If comparative effectiveness and health technology assessment especially are to be useful, they must be generated primarily by the private sector on a competitive and non-coercive basis. In avoiding the imposition of a uniformity of rules that comes with government intervention, physicians and other medical professionals would and should remain free to pick and choose from the best practices and professional insights into the treatment of medical conditions as they see fit (with, of course, the informed consent of their patients).

It is only by returning health care to a genuinely patient-centered and consumer-driven health care marketplace that information, innovation, and best practice will permeate the complex array of health care arrangements in both the public and the private sectors. It is only through open competition and the economic discipline of the free market that real progress and productivity can be secured.

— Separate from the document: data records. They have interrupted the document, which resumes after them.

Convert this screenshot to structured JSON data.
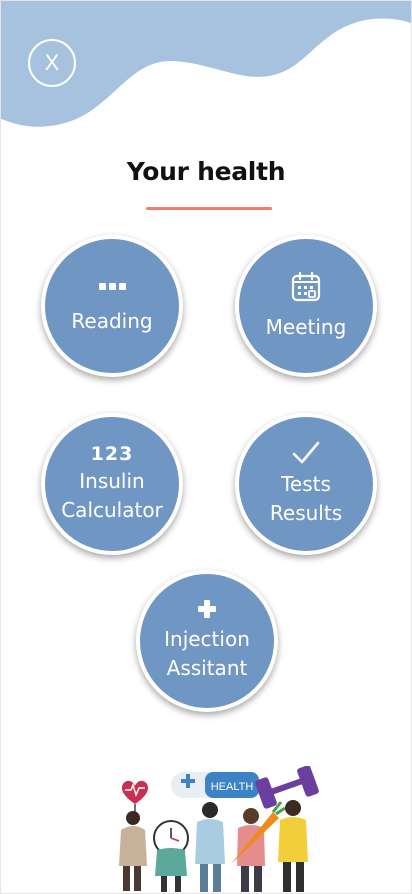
{
  "header": {
    "close_label": "X",
    "title": "Your health"
  },
  "tiles": [
    {
      "icon": "dots-icon",
      "label": "Reading"
    },
    {
      "icon": "calendar-icon",
      "label": "Meeting"
    },
    {
      "icon": "numbers-icon",
      "icon_text": "123",
      "label_line1": "Insulin",
      "label_line2": "Calculator"
    },
    {
      "icon": "checkmark-icon",
      "label_line1": "Tests",
      "label_line2": "Results"
    },
    {
      "icon": "plus-icon",
      "label_line1": "Injection",
      "label_line2": "Assitant"
    }
  ],
  "illustration": {
    "sign_text": "HEALTH"
  },
  "colors": {
    "accent_blue": "#7097c4",
    "wave_blue": "#a7c2df",
    "underline_coral": "#ef7f6c"
  }
}
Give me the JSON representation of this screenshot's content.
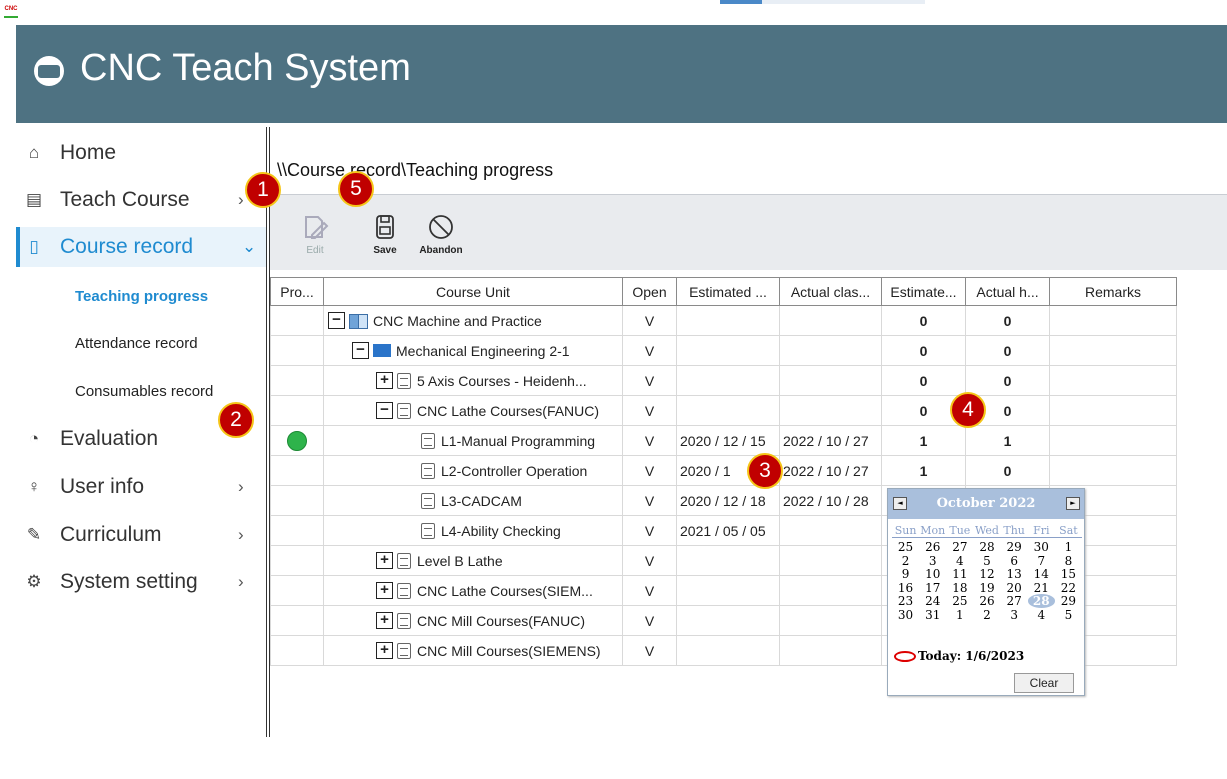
{
  "app": {
    "icon_label": "CNC",
    "title": "CNC Teach System",
    "icon": "cnc-logo-icon"
  },
  "sidebar": {
    "items": [
      {
        "label": "Home",
        "icon": "home-icon"
      },
      {
        "label": "Teach Course",
        "icon": "course-icon"
      },
      {
        "label": "Course record",
        "icon": "document-icon"
      },
      {
        "label": "Evaluation",
        "icon": "pie-chart-icon"
      },
      {
        "label": "User info",
        "icon": "user-icon"
      },
      {
        "label": "Curriculum",
        "icon": "pencil-icon"
      },
      {
        "label": "System setting",
        "icon": "gear-icon"
      }
    ],
    "sub_items": [
      {
        "label": "Teaching progress"
      },
      {
        "label": "Attendance record"
      },
      {
        "label": "Consumables record"
      }
    ]
  },
  "breadcrumb": "\\\\Course record\\Teaching progress",
  "toolbar": {
    "edit_label": "Edit",
    "save_label": "Save",
    "abandon_label": "Abandon"
  },
  "table": {
    "columns": [
      "Pro...",
      "Course Unit",
      "Open",
      "Estimated ...",
      "Actual clas...",
      "Estimate...",
      "Actual h...",
      "Remarks"
    ],
    "rows": [
      {
        "progress": "",
        "toggle": "−",
        "icon": "book",
        "unit": "CNC Machine and Practice",
        "open": "V",
        "est_date": "",
        "act_date": "",
        "est_h": "0",
        "act_h": "0",
        "remarks": ""
      },
      {
        "progress": "",
        "toggle": "−",
        "icon": "class",
        "unit": "Mechanical Engineering 2-1",
        "open": "V",
        "est_date": "",
        "act_date": "",
        "est_h": "0",
        "act_h": "0",
        "remarks": ""
      },
      {
        "progress": "",
        "toggle": "+",
        "icon": "doc",
        "unit": "5 Axis Courses - Heidenh...",
        "open": "V",
        "est_date": "",
        "act_date": "",
        "est_h": "0",
        "act_h": "0",
        "remarks": ""
      },
      {
        "progress": "",
        "toggle": "−",
        "icon": "doc",
        "unit": "CNC Lathe Courses(FANUC)",
        "open": "V",
        "est_date": "",
        "act_date": "",
        "est_h": "0",
        "act_h": "0",
        "remarks": ""
      },
      {
        "progress": "done",
        "toggle": "",
        "icon": "doc",
        "unit": "L1-Manual Programming",
        "open": "V",
        "est_date": "2020 / 12 / 15",
        "act_date": "2022 / 10 / 27",
        "est_h": "1",
        "act_h": "1",
        "remarks": ""
      },
      {
        "progress": "",
        "toggle": "",
        "icon": "doc",
        "unit": "L2-Controller Operation",
        "open": "V",
        "est_date": "2020 / 1",
        "act_date": "2022 / 10 / 27",
        "est_h": "1",
        "act_h": "0",
        "remarks": ""
      },
      {
        "progress": "",
        "toggle": "",
        "icon": "doc",
        "unit": "L3-CADCAM",
        "open": "V",
        "est_date": "2020 / 12 / 18",
        "act_date": "2022 / 10 / 28",
        "est_h": "",
        "act_h": "",
        "remarks": ""
      },
      {
        "progress": "",
        "toggle": "",
        "icon": "doc",
        "unit": "L4-Ability Checking",
        "open": "V",
        "est_date": "2021 / 05 / 05",
        "act_date": "",
        "est_h": "",
        "act_h": "",
        "remarks": ""
      },
      {
        "progress": "",
        "toggle": "+",
        "icon": "doc",
        "unit": "Level B Lathe",
        "open": "V",
        "est_date": "",
        "act_date": "",
        "est_h": "",
        "act_h": "",
        "remarks": ""
      },
      {
        "progress": "",
        "toggle": "+",
        "icon": "doc",
        "unit": "CNC Lathe Courses(SIEM...",
        "open": "V",
        "est_date": "",
        "act_date": "",
        "est_h": "",
        "act_h": "",
        "remarks": ""
      },
      {
        "progress": "",
        "toggle": "+",
        "icon": "doc",
        "unit": "CNC Mill Courses(FANUC)",
        "open": "V",
        "est_date": "",
        "act_date": "",
        "est_h": "",
        "act_h": "",
        "remarks": ""
      },
      {
        "progress": "",
        "toggle": "+",
        "icon": "doc",
        "unit": "CNC Mill Courses(SIEMENS)",
        "open": "V",
        "est_date": "",
        "act_date": "",
        "est_h": "",
        "act_h": "",
        "remarks": ""
      }
    ],
    "indent_levels": [
      0,
      1,
      2,
      2,
      3,
      3,
      3,
      3,
      2,
      2,
      2,
      2
    ]
  },
  "calendar": {
    "title": "October 2022",
    "prev": "◄",
    "next": "►",
    "dows": [
      "Sun",
      "Mon",
      "Tue",
      "Wed",
      "Thu",
      "Fri",
      "Sat"
    ],
    "days": [
      "25",
      "26",
      "27",
      "28",
      "29",
      "30",
      "1",
      "2",
      "3",
      "4",
      "5",
      "6",
      "7",
      "8",
      "9",
      "10",
      "11",
      "12",
      "13",
      "14",
      "15",
      "16",
      "17",
      "18",
      "19",
      "20",
      "21",
      "22",
      "23",
      "24",
      "25",
      "26",
      "27",
      "28",
      "29",
      "30",
      "31",
      "1",
      "2",
      "3",
      "4",
      "5"
    ],
    "selected_day": "28",
    "today_label": "Today: 1/6/2023",
    "clear_label": "Clear"
  },
  "callouts": [
    "1",
    "2",
    "3",
    "4",
    "5"
  ],
  "colors": {
    "header": "#4e7282",
    "accent": "#1f8bd0",
    "progress_done": "#2eb34b",
    "callout": "#c00000"
  }
}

Therefore, in framing a policy on comparative effectiveness, America's policymakers should be governed by four principles:

• They should reject the statutory creation of a board, council, or institute that would centralize government control of patient access to drugs, devices, medical technologies, treatments, or procedures. This is especially the case if such an agency were to have the power to override the considered judgment of competing professional expertise, especially the professional judgment of a patient's attending physician.
• Comparative effectiveness research and health technology assessments should be undertaken primarily by the private sector. While government can contribute to research efforts and promote the widespread availability of the best information, it must not exercise monopoly power over the conduct of research itself or the distribution of information.
• Comparative effectiveness research should be patient-centered and supportive of quality and value, not focused simply on cost-containment. In this respect, it should foster scientific advances, health information technology, and the emerging science of personalized medicine.
• Comparative effectiveness research must move beyond randomized clinical trials and embrace practical clinical trials. It should include observational data, and its methodologies should fully address issues such as the validity and applicability of findings.

Conclusion

As is clear from the British experience and other international examples, a comparative effectiveness strategy that relies on central planning and coercion would not only be counterproductive in the long run--because it would undermine the incentives for medical innovation--but would also lead to the imposition of cost constraints that would worsen patients' medical conditions and damage the quality of their lives.

Helen Evans, Ph.D., is a citizen of the United Kingdom. A registered general nurse, she is the Director of Nurses for Reform and a Health Fellow with the Adam Smith Institute of London, England.